= Swab Stories =

American television series

Swab Stories is a reality television series that aired on VH1 for eight episodes starting in April 2015. The series follows Jared Rosenthal, the owner of Health Street and driver of its mobile DNA testing RV. Rosenthal had the RV painted with custom graffiti and the slogan "Who's Your Daddy?" by the well known Bronx-based graffiti artists, Tats Cru. The TV series follows Rosenthal and his assistant, Ana Lopez, as they speak with, swab, and reveal results to their DNA testing clients in NYC, Chicago, and Washington DC. The clients come with burning questions about whether or not a close relationship is biologically true, and the DNA test results reveal answers about paternity, brotherhood and sisterhood.

== Premise ==

The show features Jared Rosenthal, who provides mobile DNA testing services from his RV laboratory. Each episode includes clients who approach the RV with questions regarding their familial relationships, like paternity or sibling confirmations. Often, the questions for which they seek answers revolve around long held suspicions about spousal betrayals, their family history, or whispered rumors they have heard for years. The DNA tests often lead to dramatic revelations and emotional moments of closure or connection, and plenty of tear drops.

== Production ==

Swab Stories premiered on VH1 on April 29, 2015, and ran for one season. Each of its eight episode was 30 minutes long and featured 3 DNA test stories. Jared Rosenthal, the owner of Health Street and driver of its Who's Your Daddy Truck, was the host of the show. His assistant, Ana Lopez, an RN, added a layer of comedy and much needed levity to the serious drama that often unfolded on the RV when DNA test results were revealed.

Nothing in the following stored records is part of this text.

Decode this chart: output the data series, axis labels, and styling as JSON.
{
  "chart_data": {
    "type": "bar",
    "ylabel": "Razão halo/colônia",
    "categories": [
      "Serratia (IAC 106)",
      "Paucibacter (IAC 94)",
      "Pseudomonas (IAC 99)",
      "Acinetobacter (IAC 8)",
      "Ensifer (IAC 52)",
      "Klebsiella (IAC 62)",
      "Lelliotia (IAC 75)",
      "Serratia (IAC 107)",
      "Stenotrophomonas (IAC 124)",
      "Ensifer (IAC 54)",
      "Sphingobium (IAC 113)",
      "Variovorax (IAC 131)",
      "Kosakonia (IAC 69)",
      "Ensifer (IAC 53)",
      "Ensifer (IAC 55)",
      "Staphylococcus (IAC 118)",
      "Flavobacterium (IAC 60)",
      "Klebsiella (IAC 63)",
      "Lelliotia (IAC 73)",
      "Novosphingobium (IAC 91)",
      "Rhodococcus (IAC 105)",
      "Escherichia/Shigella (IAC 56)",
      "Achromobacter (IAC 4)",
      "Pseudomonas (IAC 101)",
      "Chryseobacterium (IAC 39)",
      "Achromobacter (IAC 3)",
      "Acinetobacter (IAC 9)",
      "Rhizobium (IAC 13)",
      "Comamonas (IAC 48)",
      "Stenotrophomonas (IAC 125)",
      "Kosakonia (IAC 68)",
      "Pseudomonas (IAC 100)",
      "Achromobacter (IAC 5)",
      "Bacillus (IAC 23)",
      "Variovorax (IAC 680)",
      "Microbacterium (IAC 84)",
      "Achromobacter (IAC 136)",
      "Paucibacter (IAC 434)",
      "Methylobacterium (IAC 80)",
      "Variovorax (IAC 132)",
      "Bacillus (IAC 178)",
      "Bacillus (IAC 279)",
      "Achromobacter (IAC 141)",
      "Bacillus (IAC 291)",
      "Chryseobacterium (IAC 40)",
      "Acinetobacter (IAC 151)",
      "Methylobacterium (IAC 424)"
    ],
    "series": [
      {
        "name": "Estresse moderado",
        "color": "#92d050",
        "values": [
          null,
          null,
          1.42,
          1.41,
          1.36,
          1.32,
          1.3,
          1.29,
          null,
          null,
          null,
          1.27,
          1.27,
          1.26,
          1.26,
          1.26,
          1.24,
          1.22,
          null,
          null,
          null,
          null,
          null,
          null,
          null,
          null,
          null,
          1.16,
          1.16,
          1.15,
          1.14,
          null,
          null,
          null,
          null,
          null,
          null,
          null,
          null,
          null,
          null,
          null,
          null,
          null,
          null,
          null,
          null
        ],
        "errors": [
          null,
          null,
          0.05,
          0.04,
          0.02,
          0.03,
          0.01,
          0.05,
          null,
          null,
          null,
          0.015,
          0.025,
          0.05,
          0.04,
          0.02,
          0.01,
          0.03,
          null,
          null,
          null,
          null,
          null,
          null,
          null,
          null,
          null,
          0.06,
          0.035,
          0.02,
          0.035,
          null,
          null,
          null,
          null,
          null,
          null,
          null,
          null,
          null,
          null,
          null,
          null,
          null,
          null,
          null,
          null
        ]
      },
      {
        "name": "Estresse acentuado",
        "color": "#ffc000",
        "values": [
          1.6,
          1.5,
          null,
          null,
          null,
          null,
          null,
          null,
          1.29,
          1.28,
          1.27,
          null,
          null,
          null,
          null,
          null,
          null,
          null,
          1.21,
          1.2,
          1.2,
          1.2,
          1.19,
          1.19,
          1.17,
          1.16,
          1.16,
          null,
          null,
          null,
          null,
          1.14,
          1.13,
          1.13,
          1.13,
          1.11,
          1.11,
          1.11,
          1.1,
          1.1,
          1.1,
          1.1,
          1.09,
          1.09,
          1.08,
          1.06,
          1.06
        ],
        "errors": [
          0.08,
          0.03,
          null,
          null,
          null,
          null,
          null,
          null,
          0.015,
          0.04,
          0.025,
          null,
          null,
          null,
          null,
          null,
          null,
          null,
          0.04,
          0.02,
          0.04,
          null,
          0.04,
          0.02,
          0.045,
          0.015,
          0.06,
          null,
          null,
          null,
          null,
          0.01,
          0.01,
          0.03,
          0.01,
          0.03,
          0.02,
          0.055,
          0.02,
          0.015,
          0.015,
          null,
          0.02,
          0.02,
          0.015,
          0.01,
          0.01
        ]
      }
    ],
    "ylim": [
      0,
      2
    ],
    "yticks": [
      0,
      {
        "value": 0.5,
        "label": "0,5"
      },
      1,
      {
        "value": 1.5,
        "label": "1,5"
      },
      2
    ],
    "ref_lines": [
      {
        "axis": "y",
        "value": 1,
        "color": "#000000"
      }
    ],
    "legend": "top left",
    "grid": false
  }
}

The show was produced by PowderHouse Productions. SeanBaker Carter was the driving force behind the production. Royd Chung was the Show Runner. Executive Producer credits included both Rosenthal and Carter.

== Reception ==

The show received positive reviews from a small but devoted audience. Critics praised its emotional depth and unique premise, and also raised questions about the ethics of broadcasting such personal family matters on reality television. A review in the Washington Post featured an episode of two sisters in Washington, D.C., who were separated at birth and reunited on the show."

On review aggregator Rotten Tomatoes, Swab Stories holds no critical score.

== Legacy ==

Swab Stories is remembered above all for its authenticity. Airing at a time when most people thought of DNA testing as the purview of shock-talk shows like Maury and Springer, Swab Stories brought a human angle to the exploration of how people react when they discover the truth about some of their closest held beliefs. Jared Rosenthal became widely recognized for his unique "Who's Your Daddy RV".